Der Darmstädter Unternehmerverein Unternehmer für Darmstadt e.V. („UfDa“) engagiert sich seit Kriegsbeginn auch für Menschen in der Ukraine. Jetzt spendet der Verein einen Minibus für Darmstadts Partnerstadt Ushgorod. Der gepflegte VW „Crafter“ soll unter anderem bei der Verteilung von Hilfsgütern und dem Transport von Flüchtenden eingesetzt werden. „Ushgorod im äußersten Westen der Ukraine gilt als ein Drehkreuz humanitärer Hilfstransporte für das kriegsversehrte Land“, erklärt UfDa-Vorstandsmitglied Heiko Depner. Der Minibus ist Teil der jüngsten Bedarfsliste, die Ushgorods Bürgermeister mit seinem Darmstädter Amtskollegen austauscht. „Ich freue mich von Herzen, dass wir mit der Hilfe des UfDa auch diesen Wunsch erfüllen können. Auf Darmstadts Unternehmer ist Verlass. Das Engagement ist vorbildlich und unterstreicht einmal mehr, dass uns in Darmstadt Solidarität und städtepartnerschaftlicher Zusammenhalt viel bedeutet“, erklärt Darmstadts Oberbürgermeister Jochen Partsch, der den Minibus entgegen nahm. Die Koordination übernimmt das städtische Amt für Vielfalt und Internationale Beziehungen. UfDa-Vorstandsmitglied Moritz Nitsche, Geschäftsführer der Wiest Autohäuser, hat den Kauf zu vergünstigten Konditionen ermöglicht.

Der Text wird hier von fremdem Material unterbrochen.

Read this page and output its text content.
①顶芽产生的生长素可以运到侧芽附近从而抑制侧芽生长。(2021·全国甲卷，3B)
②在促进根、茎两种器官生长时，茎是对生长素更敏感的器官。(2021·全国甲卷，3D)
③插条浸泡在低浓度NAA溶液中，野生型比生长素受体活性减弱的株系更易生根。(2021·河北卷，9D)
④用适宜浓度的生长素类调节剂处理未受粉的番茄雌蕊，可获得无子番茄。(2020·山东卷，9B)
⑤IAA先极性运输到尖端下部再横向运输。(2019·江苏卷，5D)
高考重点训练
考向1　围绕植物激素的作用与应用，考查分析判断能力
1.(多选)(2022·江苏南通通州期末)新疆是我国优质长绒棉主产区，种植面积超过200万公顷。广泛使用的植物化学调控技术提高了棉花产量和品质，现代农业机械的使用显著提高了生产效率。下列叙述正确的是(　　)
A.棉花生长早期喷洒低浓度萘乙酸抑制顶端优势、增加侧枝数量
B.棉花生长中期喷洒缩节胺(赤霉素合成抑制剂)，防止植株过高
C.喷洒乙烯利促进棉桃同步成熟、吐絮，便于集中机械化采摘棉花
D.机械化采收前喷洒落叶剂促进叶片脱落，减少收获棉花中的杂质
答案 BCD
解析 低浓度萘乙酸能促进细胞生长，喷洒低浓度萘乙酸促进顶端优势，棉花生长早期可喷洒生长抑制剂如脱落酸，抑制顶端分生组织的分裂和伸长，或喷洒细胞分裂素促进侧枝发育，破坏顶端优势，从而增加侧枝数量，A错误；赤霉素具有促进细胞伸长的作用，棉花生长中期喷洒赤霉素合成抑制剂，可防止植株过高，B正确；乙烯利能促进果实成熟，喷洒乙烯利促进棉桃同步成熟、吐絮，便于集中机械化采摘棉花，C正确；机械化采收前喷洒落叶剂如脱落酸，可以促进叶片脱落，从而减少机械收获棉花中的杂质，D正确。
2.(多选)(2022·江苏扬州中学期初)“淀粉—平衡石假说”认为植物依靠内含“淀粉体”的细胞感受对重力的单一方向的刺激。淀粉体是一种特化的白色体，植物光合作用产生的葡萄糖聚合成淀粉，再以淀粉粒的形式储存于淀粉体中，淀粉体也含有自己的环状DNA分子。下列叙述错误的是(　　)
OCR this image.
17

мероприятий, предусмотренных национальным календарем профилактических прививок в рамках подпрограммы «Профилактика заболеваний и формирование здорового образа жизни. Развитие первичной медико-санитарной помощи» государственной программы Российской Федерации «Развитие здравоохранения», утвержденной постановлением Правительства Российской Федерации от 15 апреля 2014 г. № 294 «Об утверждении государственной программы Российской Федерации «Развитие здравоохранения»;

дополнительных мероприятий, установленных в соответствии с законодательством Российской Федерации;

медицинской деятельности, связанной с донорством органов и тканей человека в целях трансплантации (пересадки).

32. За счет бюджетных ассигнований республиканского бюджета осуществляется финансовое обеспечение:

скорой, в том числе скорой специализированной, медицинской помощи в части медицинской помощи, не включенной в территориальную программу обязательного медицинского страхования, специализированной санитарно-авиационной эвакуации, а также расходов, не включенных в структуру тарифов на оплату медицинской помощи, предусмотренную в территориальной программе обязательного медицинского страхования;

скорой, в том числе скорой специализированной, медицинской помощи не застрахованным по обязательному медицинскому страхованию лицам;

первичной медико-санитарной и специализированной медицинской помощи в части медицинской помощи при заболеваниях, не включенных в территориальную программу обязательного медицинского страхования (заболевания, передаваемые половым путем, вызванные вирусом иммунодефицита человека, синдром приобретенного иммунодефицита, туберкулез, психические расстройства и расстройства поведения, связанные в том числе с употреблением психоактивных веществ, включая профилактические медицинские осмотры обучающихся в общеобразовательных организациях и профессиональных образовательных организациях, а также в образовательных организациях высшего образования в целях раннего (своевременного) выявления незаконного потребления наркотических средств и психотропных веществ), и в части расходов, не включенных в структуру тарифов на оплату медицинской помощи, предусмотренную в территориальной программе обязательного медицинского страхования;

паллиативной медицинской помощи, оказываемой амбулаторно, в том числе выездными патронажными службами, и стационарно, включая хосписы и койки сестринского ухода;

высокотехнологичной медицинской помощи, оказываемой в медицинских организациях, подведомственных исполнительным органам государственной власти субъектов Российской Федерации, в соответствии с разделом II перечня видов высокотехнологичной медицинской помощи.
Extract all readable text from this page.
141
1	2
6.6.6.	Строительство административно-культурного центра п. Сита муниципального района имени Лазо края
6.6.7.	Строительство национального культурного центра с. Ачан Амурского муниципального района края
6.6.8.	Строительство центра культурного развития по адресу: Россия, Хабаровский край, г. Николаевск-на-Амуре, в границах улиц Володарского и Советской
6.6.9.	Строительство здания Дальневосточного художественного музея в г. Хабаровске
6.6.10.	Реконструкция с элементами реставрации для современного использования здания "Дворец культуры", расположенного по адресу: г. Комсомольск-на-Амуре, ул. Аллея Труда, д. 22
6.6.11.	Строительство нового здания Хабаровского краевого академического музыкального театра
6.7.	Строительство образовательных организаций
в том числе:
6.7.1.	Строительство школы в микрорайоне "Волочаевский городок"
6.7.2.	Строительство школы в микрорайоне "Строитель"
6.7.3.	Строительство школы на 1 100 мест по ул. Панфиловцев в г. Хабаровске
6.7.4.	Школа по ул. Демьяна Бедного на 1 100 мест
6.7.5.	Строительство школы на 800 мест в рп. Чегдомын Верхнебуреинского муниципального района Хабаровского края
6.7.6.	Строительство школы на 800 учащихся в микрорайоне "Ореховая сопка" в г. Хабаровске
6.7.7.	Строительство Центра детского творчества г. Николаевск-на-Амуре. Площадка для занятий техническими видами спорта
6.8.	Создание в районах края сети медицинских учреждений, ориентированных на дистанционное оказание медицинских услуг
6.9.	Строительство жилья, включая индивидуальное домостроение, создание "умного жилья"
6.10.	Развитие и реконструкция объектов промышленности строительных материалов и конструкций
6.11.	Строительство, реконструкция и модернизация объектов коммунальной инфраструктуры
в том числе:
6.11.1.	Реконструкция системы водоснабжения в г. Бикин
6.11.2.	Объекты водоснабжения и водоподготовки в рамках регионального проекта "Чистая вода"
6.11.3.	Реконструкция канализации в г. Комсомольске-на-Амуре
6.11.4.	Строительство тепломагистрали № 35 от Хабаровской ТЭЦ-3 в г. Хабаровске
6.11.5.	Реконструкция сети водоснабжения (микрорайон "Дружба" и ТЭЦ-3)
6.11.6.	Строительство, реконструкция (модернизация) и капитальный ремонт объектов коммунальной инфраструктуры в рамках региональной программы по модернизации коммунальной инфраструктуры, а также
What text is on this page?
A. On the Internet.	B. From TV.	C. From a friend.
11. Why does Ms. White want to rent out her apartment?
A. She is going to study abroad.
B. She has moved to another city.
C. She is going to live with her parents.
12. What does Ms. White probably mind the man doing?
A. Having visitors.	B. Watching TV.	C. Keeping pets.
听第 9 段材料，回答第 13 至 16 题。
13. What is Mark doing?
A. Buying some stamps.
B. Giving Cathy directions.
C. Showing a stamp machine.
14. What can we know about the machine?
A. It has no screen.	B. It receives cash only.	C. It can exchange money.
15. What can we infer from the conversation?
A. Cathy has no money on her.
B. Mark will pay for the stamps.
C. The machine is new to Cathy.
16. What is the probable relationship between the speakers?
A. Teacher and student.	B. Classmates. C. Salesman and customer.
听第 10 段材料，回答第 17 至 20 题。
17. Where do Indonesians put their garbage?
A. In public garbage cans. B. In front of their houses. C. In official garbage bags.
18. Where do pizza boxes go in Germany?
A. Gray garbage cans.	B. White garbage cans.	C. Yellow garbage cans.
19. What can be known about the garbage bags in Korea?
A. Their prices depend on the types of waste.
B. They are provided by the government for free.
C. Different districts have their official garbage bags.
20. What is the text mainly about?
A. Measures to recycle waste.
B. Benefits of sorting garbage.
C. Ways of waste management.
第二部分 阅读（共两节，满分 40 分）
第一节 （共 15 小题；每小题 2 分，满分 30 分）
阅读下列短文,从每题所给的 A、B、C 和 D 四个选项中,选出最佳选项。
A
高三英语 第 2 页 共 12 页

UfDa-Mitglieder und Mitarbeitende ihrer Unternehmen sind seit Beginn des russischen Angriffs auf die Ukraine vom Kriegsgeschehen bestürzt. „Die Anteilnahme ist groß“, erklärt der Vorsitzende Dr. Tobias Moog. „Mein Dank geht an unsere Mitglieder, Mitarbeitende und Partner. Mit deren Hilfe konnten wir Hilfsprojekte für die Ukraine mit bislang insgesamt 25.000 Euro unterstützen“, sagt Moog. Spenden gingen auch an die Hilfsorganisation „Helpukraine“, die von Polen aus Kriegsgebiete mit medizinischer Ausstattung versorgt. UfDa-Mitglied Konstantin Kolb hat Spritzen und Mittel zur Wundversorgung ausgewählt. Eine weitere Spende kommt der Flüchtlingsbetreuung in Darmstadt zugute. „Hier geht es etwa um Ausflüge und Sprachförderung, Engagement über die üblichen Sozialleistungen hinaus“, erklärt Heiko Depner. Kurz nach Kriegsbeginn hatte sich der Verein zudem an einer Spende für Schutzausrüstung wie Helmen und ABC-Masken beteiligt. Die Mitglieder Tilo Degenhardt und Rolf Neubauer hatten die Lieferung unterstützt und beim Verladen mit angepackt.
Auch weiterhin möchte der Verein ausgewählte und direkte Hilfsprojekte zugunsten der Ukraine unterstützen und ruft zu Spenden auf. Wer sich beteiligen möchte, kann seine Spende unter dem Stichwort „Ukraine“ an Unternehmer für Darmstadt e.V. überweisen, IBAN: DE90 5085 0150 0000 757357. Spendenquittungen werden automatisch zugestellt, dafür ist bei der Überweisung die Anschrift zu vermerken.